The condensation graph represents SCCs as nodes, with edges between SCCs.

```text
Original:  0 → 1 ⇄ 2      Condensation:  {0} → {1,2} → {3}
           ↓       ↓
           3 ←─────┘
```

**Property**: Condensation is always a DAG

**Use Case**: Simplify graph analysis by collapsing cycles

### Parallel Algorithms

DFS is inherently sequential (stack-based), but components can be parallelized:

- **Parallel Union-Find**: Use concurrent data structures for find/union
- **Parallel SCCs**: Multiple independent DFS starting points
- **Parallel Topological Sort**: Level-based parallelization

**Not yet implemented** in aprender (future optimization).

## See Also

- [Graph Algorithms](./graph-algorithms.md) - Centrality and structural analysis
- [Graph Pathfinding](./graph-pathfinding.md) - Shortest path algorithms
- [Graph Link Prediction](./graph-link-prediction.md) - Community detection and link analysis
- [Graph Examples](../../../examples/graph_social_network.rs) - Practical usage examples

## References

1. Tarjan, R. E. (1972). "Depth-first search and linear graph algorithms." *SIAM Journal on Computing*, 1(2), 146-160.

2. Tarjan, R. E. (1975). "Efficiency of a good but not linear set union algorithm." *Journal of the ACM*, 22(2), 215-225.

3. Cormen, T. H., et al. (2009). *Introduction to Algorithms* (3rd ed.).
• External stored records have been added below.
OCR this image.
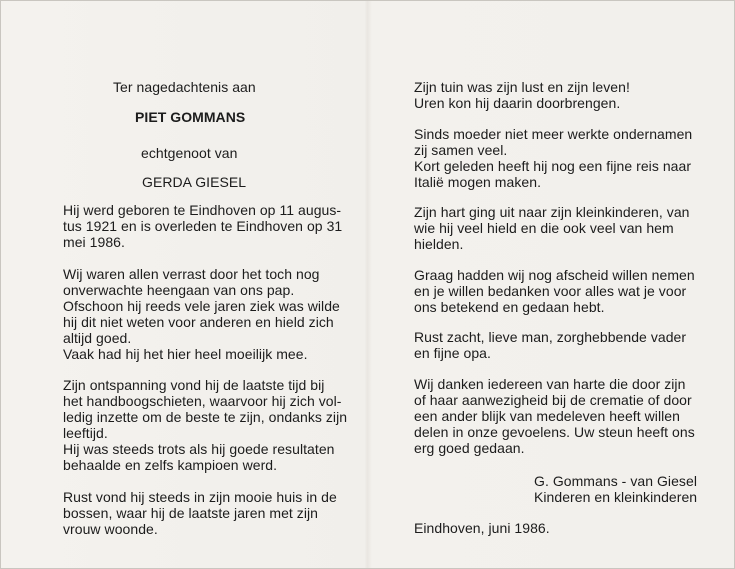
Ter nagedachtenis aan
PIET GOMMANS
echtgenoot van
GERDA GIESEL
Hij werd geboren te Eindhoven op 11 augus-
tus 1921 en is overleden te Eindhoven op 31
mei 1986.
Wij waren allen verrast door het toch nog
onverwachte heengaan van ons pap.
Ofschoon hij reeds vele jaren ziek was wilde
hij dit niet weten voor anderen en hield zich
altijd goed.
Vaak had hij het hier heel moeilijk mee.
Zijn ontspanning vond hij de laatste tijd bij
het handboogschieten, waarvoor hij zich vol-
ledig inzette om de beste te zijn, ondanks zijn
leeftijd.
Hij was steeds trots als hij goede resultaten
behaalde en zelfs kampioen werd.
Rust vond hij steeds in zijn mooie huis in de
bossen, waar hij de laatste jaren met zijn
vrouw woonde.
Zijn tuin was zijn lust en zijn leven!
Uren kon hij daarin doorbrengen.
Sinds moeder niet meer werkte ondernamen
zij samen veel.
Kort geleden heeft hij nog een fijne reis naar
Italië mogen maken.
Zijn hart ging uit naar zijn kleinkinderen, van
wie hij veel hield en die ook veel van hem
hielden.
Graag hadden wij nog afscheid willen nemen
en je willen bedanken voor alles wat je voor
ons betekend en gedaan hebt.
Rust zacht, lieve man, zorghebbende vader
en fijne opa.
Wij danken iedereen van harte die door zijn
of haar aanwezigheid bij de crematie of door
een ander blijk van medeleven heeft willen
delen in onze gevoelens. Uw steun heeft ons
erg goed gedaan.
G. Gommans - van Giesel
Kinderen en kleinkinderen
Eindhoven, juni 1986.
MIT Press.
   - Chapter 22: Elementary Graph Algorithms (DFS, topological sort)
   - Chapter 21: Data Structures for Disjoint Sets (Union-Find)

4. Knuth, D. E. (1997). *The Art of Computer Programming, Volume 1: Fundamental Algorithms* (3rd ed.). Section 2.3.3: Topological Sorting.

5. Sharir, M. (1981). "A strong-connectivity algorithm and its applications in data flow analysis." *Computers & Mathematics with Applications*, 7(1), 67-72.